I’ve been lucky enough to read two fantastic brand new crime fiction novels in the last couple of months – the latest in the Cormoran Strike series by Robert Galbraith Lethal White (see also my blogs on Career of Evil and Robert Galbraith) and the latest in the Shardlake series (see my blog on my addiction to crime fiction) by CJ Sansom Tombland. They were both un-put-downable and were a lovely way to switch my work brain off before going to sleep.
Lethal White keeps the fledgling romance between Robin and Cormoran dangling for the whole book before we finally get somewhere (spoiler alert) as Robin finally sees sense and ditches her awful husband Matthew. Thank goodness for that. Whilst the undercurrents of their feelings for each other are swirling around, Cormoran and Robin manage to solve a fascinating case, set in London in 2012, involving government Ministers, kidnapped anti-Olympic protesters, and a troubling history of a country house and a possible child murder. It all comes together beautifully at the end of the book when the meaning of the book’s title is finally revealed, and Robin escapes death, again. Being Strike’s assistant is not good for life expectancy, but you can see why Robin is hooked.

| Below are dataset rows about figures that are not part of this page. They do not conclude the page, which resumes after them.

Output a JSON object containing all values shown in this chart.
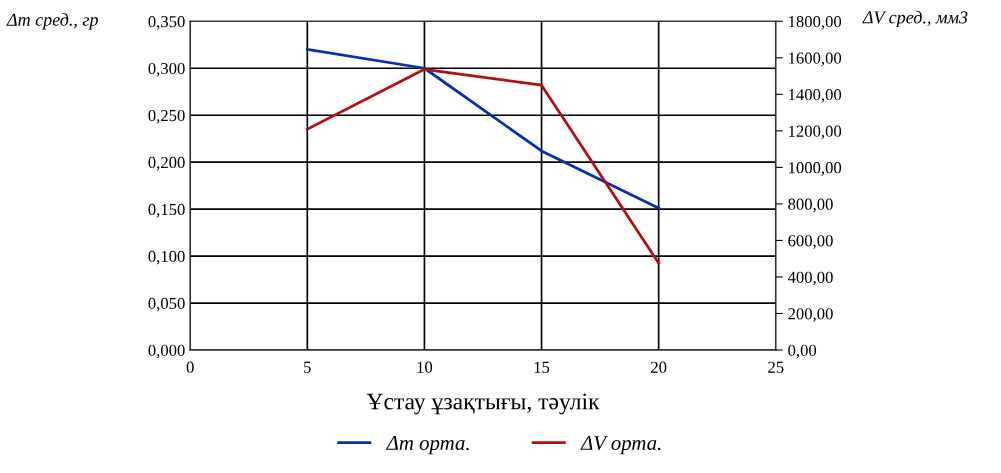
{
  "chart_data": {
    "type": "line",
    "xlabel": "Ұстау ұзақтығы, тәулік",
    "ylabel": "Δm сред., гр",
    "y2label": "ΔV сред., мм3",
    "x": [
      5,
      10,
      15,
      20
    ],
    "series": [
      {
        "name": "Δm орта.",
        "color": "#0033a8",
        "values": [
          0.32,
          0.3,
          0.212,
          0.151
        ]
      },
      {
        "name": "ΔV орта.",
        "color": "#b01010",
        "values": [
          1209,
          1537,
          1450,
          476
        ],
        "axis": "y2"
      }
    ],
    "xlim": [
      0,
      25
    ],
    "xticks": [
      0,
      5,
      10,
      15,
      20,
      25
    ],
    "ylim": [
      0,
      0.35
    ],
    "yticks": [
      {
        "value": 0,
        "label": "0,000"
      },
      {
        "value": 0.05,
        "label": "0,050"
      },
      {
        "value": 0.1,
        "label": "0,100"
      },
      {
        "value": 0.15,
        "label": "0,150"
      },
      {
        "value": 0.2,
        "label": "0,200"
      },
      {
        "value": 0.25,
        "label": "0,250"
      },
      {
        "value": 0.3,
        "label": "0,300"
      },
      {
        "value": 0.35,
        "label": "0,350"
      }
    ],
    "y2lim": [
      0,
      1800
    ],
    "y2ticks": [
      {
        "value": 0,
        "label": "0,00"
      },
      {
        "value": 200,
        "label": "200,00"
      },
      {
        "value": 400,
        "label": "400,00"
      },
      {
        "value": 600,
        "label": "600,00"
      },
      {
        "value": 800,
        "label": "800,00"
      },
      {
        "value": 1000,
        "label": "1000,00"
      },
      {
        "value": 1200,
        "label": "1200,00"
      },
      {
        "value": 1400,
        "label": "1400,00"
      },
      {
        "value": 1600,
        "label": "1600,00"
      },
      {
        "value": 1800,
        "label": "1800,00"
      }
    ],
    "grid": true,
    "legend": "bottom",
    "marker": "none",
    "line_style": "solid"
  }
}
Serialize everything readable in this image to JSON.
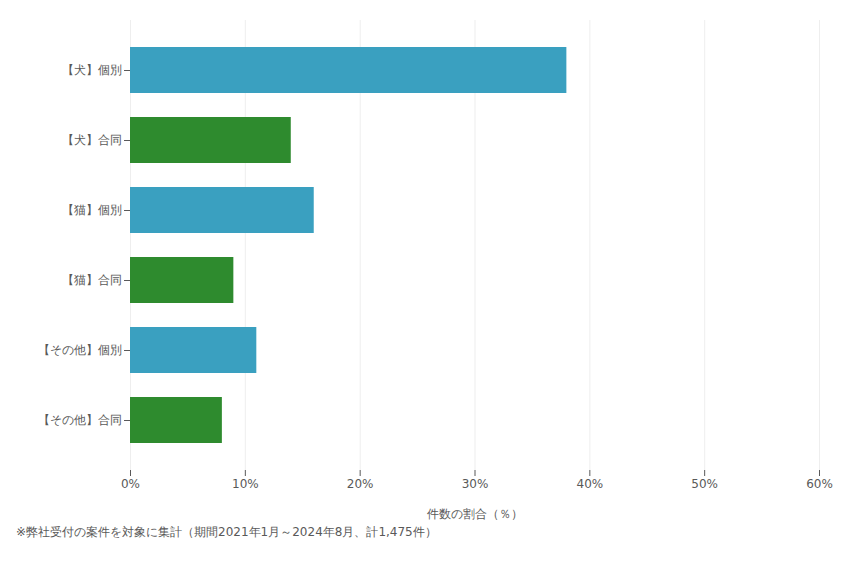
{
  "chart_data": {
    "type": "bar",
    "orientation": "horizontal",
    "categories": [
      "【犬】個別",
      "【犬】合同",
      "【猫】個別",
      "【猫】合同",
      "【その他】個別",
      "【その他】合同"
    ],
    "values": [
      38,
      14,
      16,
      9,
      11,
      8
    ],
    "colors": [
      "#3aa0c0",
      "#2e8b2e",
      "#3aa0c0",
      "#2e8b2e",
      "#3aa0c0",
      "#2e8b2e"
    ],
    "xlabel": "件数の割合（％）",
    "xlim": [
      0,
      60
    ],
    "xticks": [
      {
        "value": 0,
        "label": "0%"
      },
      {
        "value": 10,
        "label": "10%"
      },
      {
        "value": 20,
        "label": "20%"
      },
      {
        "value": 30,
        "label": "30%"
      },
      {
        "value": 40,
        "label": "40%"
      },
      {
        "value": 50,
        "label": "50%"
      },
      {
        "value": 60,
        "label": "60%"
      }
    ],
    "grid": true,
    "annotations": [
      "※弊社受付の案件を対象に集計（期間2021年1月～2024年8月、計1,475件）"
    ]
  }
}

The brilliant Shardlake series just gets better and better as the lawyer sleuth continues to navigate the dangerous court politics of Tudor England, whilst solving crime and being on the side of social, economic and criminal justice for the poor. This time Shardlake gets caught up in Kett’s Rebellion of 1549. I knew absolutely nothing about this fascinating episode in our history, and it’s a history that is carefully articulated in an essay that comes at the end of the book after the novel itself concludes. The hot summer of 1549 in Norwich is the setting for Shardlake to save a relative of the Lady Elizabeth, the future Queen, from hanging for his wife’s brutal murder. But as a rich London lawyer Shardlake and his assistant are not welcome in Norfolk on the brink of rebellion, a rebellion Shardlake himself is sympathetic to. He becomes swept up in events and finds himself camped on Mousehold Heath watching as negotiations between Kett and his followers and the Lord Protector fail and battle becomes inevitable. The interweaving of the history with the fictional crime solving is brilliantly done and it is only frustrating to now have to wait for the next book in the series.